I've been going through multiple boxes of old disks I have accumulated from people over the past several years. It can be tedious, but it can also be really interesting to find weird old software.
All of the stuff I've been going through yesterday and today has been on 5.25" floppies, and all of it is from 1984 to 1987 so far. There are some sets of disks that seem to have not aged well and they make terrible noises as soon as I start to lock the lever on the drive. I would say that less than 20% of the disks that are noisy work at all. And maybe 5-10% are completely readable (usually requires removing the disk, running a cleaner through the drive, blowing into the disk to move debris around, etc.... but it does work). The disks that don't make lots of noise have so far been about 85% readable I would estimate. I've been quite surprised. There have been a fair amount that were so noisy though that I didn't even bother fully latching the drive and just pulled them out.
I have one mystery for the old timers here though:
I've found tons of disks containing assorted software, probably downloaded from a BBS or something. I have already gone through probably 90% of this stuff over the years, but I'm down to the last 10% and I have stumbled upon some strange disks. There are multiple sets marked "Arc 1" , "Arc 2" etc. , which I presume are simply general "archives" of downloaded software and files, since the files aren't exclusively in .arc format. The puzzling thing is that one set of 20 disks is marked separately "Arc 1 - 720K Disk", "Arc 2 - 720K Disk", etc. and all are marked as 720K. Yet, when I read them everything single last one of that set of 20 works perfectly fine and is formatted as a standard 360K disk.
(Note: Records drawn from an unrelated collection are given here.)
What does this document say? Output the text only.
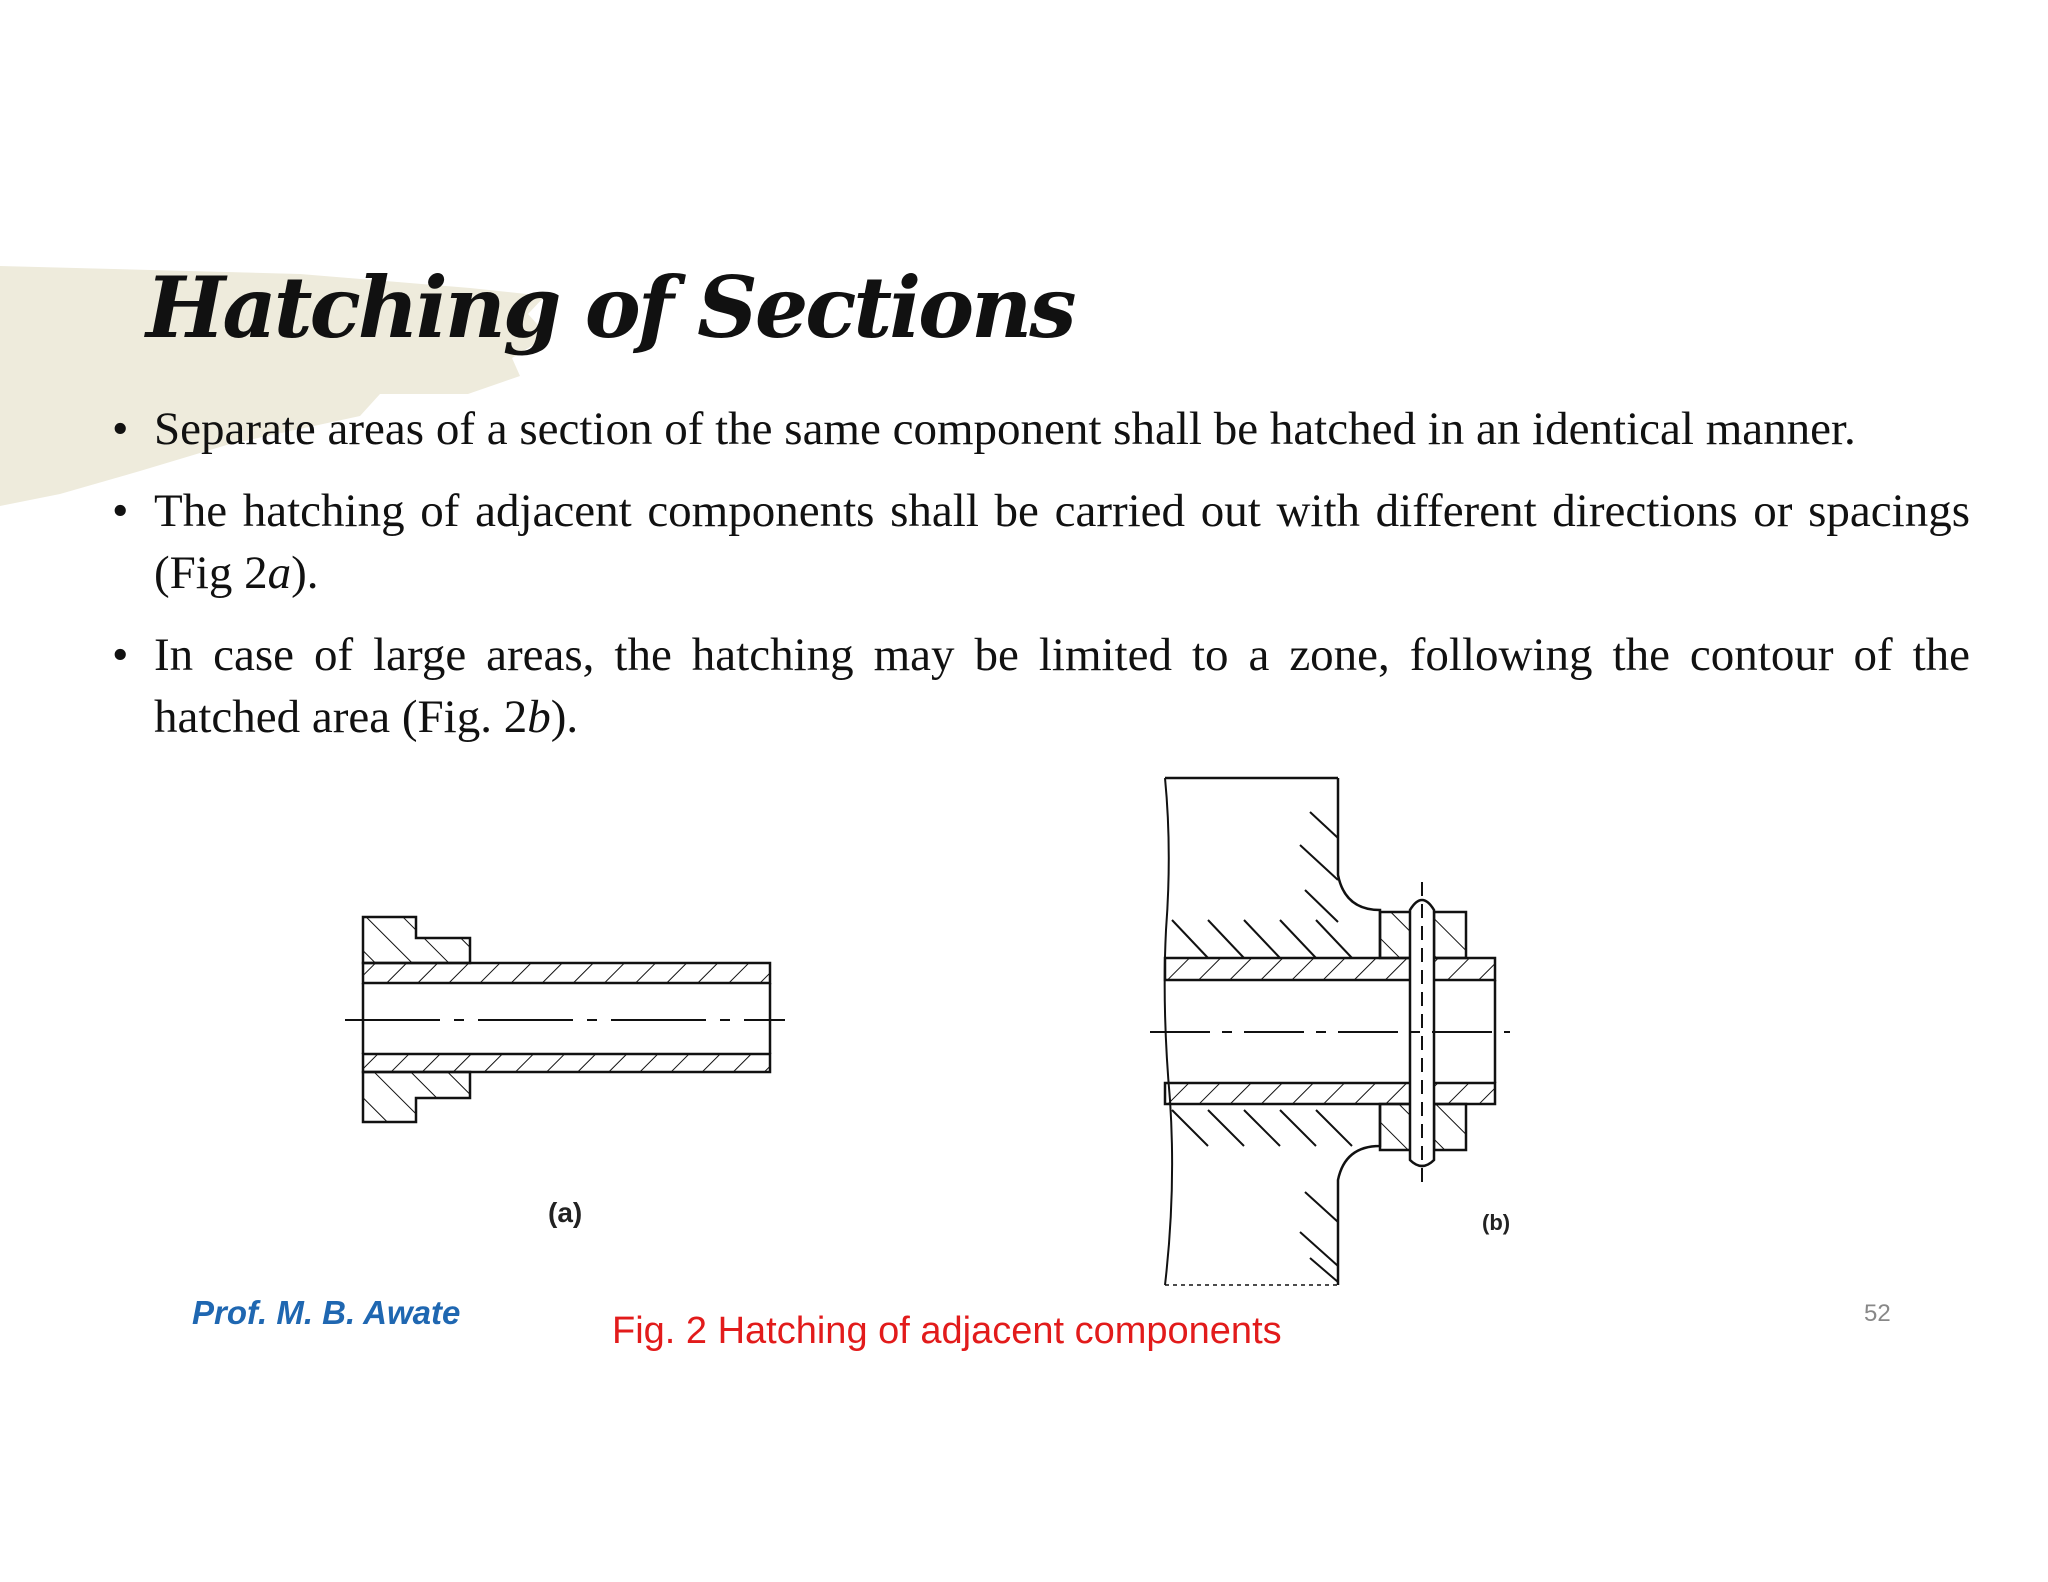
Hatching of Sections
• Separate areas of a section of the same component shall be hatched in an identical manner.
• The hatching of adjacent components shall be carried out with different directions or spacings (Fig 2a).
• In case of large areas, the hatching may be limited to a zone, following the contour of the hatched area (Fig. 2b).
(a)	(b)
Prof. M. B. Awate	Fig. 2 Hatching of adjacent components	52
I have read every file off of all 20 disks in this set with no errors, and not a single one was 720K.
Just in case any turned out to be 720K, I read that it's possible to sort of trick a PC into allowing 720K 5.25" formats by changing the BIOS setting for the drive to 3.5" 720K. I did this, and surprisingly, this doesn't seem to hurt anything and allows me to read the disks totally normally... but they are still only 360K with ~350K of data on them. I also found discussion of a TSR that allows a PC to easily format 720K 5.25" disks, so it's possible that someone could have done this years ago, but I see no sign of that being done on these. I ran the TSR in DOS mode on my PC and it made no difference in how these disks are being read whether I have the drive set to 720K or 1.2MB in the BIOS. I would assume that if my drive was just not reading the disk format properly they would not work, or I would get errors. It seems odd that it would somehow only see 360K of data and be able to pull it off of every disk without errors.
Anyone have any idea why these disks would be marked this way aside from simply being a mistake? Seems like a very strange mistake. I guess it's also possible that they were reformatted as 360K later, or possibly batch formatted to 360K by some archiving software (insert next disk... format... compress file... copy to disk... insert next disk... format...), but it seems odd to me that someone would have left this set of 20 separated, carefully stored in a ziplock bag and left mislabeled as to capacity.
Now for some blitting from the back buffer.